I'm self-studying Croom's Principles of Topology. Exercise 7.4.13 says:
Give an example of a Hausdorff space which has a quotient space that is not Hausdorff.
I came up with the example below, and I'd like your feedback on whether it is correct. Thank you in advance.

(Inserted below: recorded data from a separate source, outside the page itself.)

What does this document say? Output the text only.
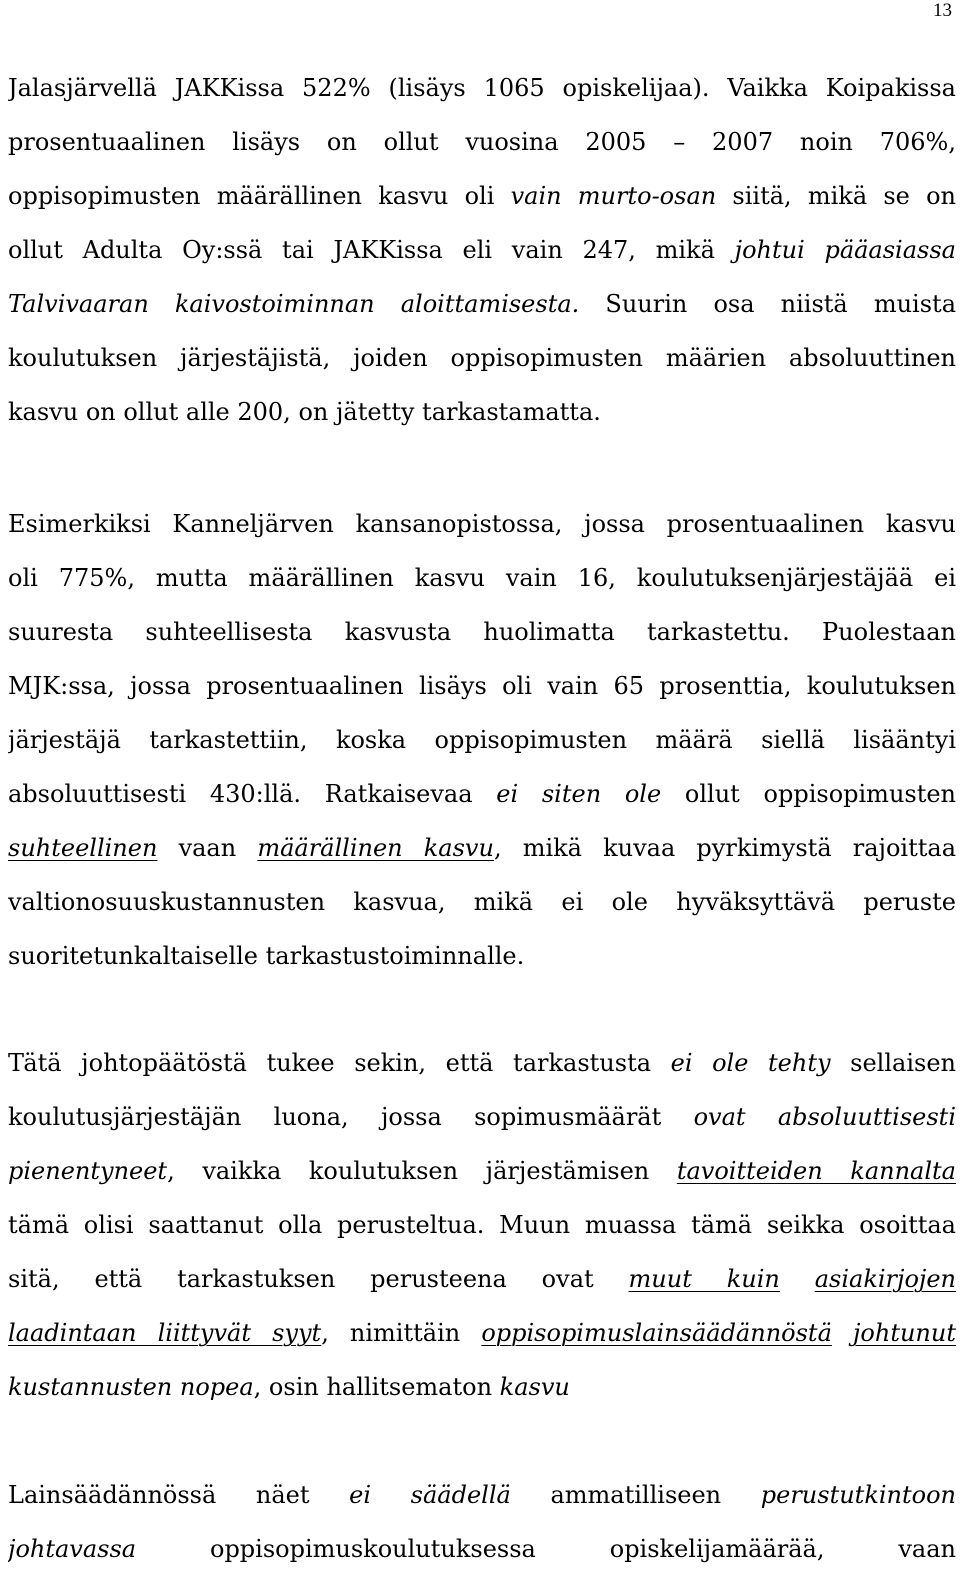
13
Jalasjärvellä JAKKissa 522% (lisäys 1065 opiskelijaa). Vaikka Koipakissa
prosentuaalinen lisäys on ollut vuosina 2005 – 2007 noin 706%,
oppisopimusten määrällinen kasvu oli vain murto-osan siitä, mikä se on
ollut Adulta Oy:ssä tai JAKKissa eli vain 247, mikä johtui pääasiassa
Talvivaaran kaivostoiminnan aloittamisesta. Suurin osa niistä muista
koulutuksen järjestäjistä, joiden oppisopimusten määrien absoluuttinen
kasvu on ollut alle 200, on jätetty tarkastamatta.
Esimerkiksi Kanneljärven kansanopistossa, jossa prosentuaalinen kasvu
oli 775%, mutta määrällinen kasvu vain 16, koulutuksenjärjestäjää ei
suuresta suhteellisesta kasvusta huolimatta tarkastettu. Puolestaan
MJK:ssa, jossa prosentuaalinen lisäys oli vain 65 prosenttia, koulutuksen
järjestäjä tarkastettiin, koska oppisopimusten määrä siellä lisääntyi
absoluuttisesti 430:llä. Ratkaisevaa ei siten ole ollut oppisopimusten
suhteellinen vaan määrällinen kasvu, mikä kuvaa pyrkimystä rajoittaa
valtionosuuskustannusten kasvua, mikä ei ole hyväksyttävä peruste
suoritetunkaltaiselle tarkastustoiminnalle.
Tätä johtopäätöstä tukee sekin, että tarkastusta ei ole tehty sellaisen
koulutusjärjestäjän luona, jossa sopimusmäärät ovat absoluuttisesti
pienentyneet, vaikka koulutuksen järjestämisen tavoitteiden kannalta
tämä olisi saattanut olla perusteltua. Muun muassa tämä seikka osoittaa
sitä, että tarkastuksen perusteena ovat muut kuin asiakirjojen
laadintaan liittyvät syyt, nimittäin oppisopimuslainsäädännöstä johtunut
kustannusten nopea, osin hallitsematon kasvu
Lainsäädännössä näet ei säädellä ammatilliseen perustutkintoon
johtavassa oppisopimuskoulutuksessa opiskelijamäärää, vaan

Let $A = \mathbb{R} \backslash \{0\}$. Consider $\mathbb{R}$ in the standard topology, which is of course Hausdorff, and $\mathbb{R}/A$, where we identify the members of $A$ to a point. We see $\mathbb{R}/A = \{ \{0\}, A \}$. The only subsets of $\mathbb{R}/A$ containing $\{0\}$ are $\mathbb{R}/A$ and $\{\{ 0 \}\}$. Since $\bigcup \{\{0\}\} = \{0\}$ is not open in $\mathbb{R}$, the set $\{\{0\}\}$ is not open in $\mathbb{R}/A$. As a result, the only open subset of $\mathbb{R}/A$ containing $\{0\}$ is $\mathbb{R}/A$. Consequently, any open set in $\mathbb{R}/A$ containing $A$ belongs necessarily intersects every open set in $\mathbb{R}/A$ containing $\{0\}$. It follows that $\mathbb{R}/A$ is not Hausdorff.
The example is fine, but your argument could be simplified a bit: consequently, any open set in the quotient space containing $\{0\}$ necessarily contains $A$, so the quotient not only isn't Hausdorff, it's not $T_1$ (although it is $T_0$, since $\{A\}$ is open).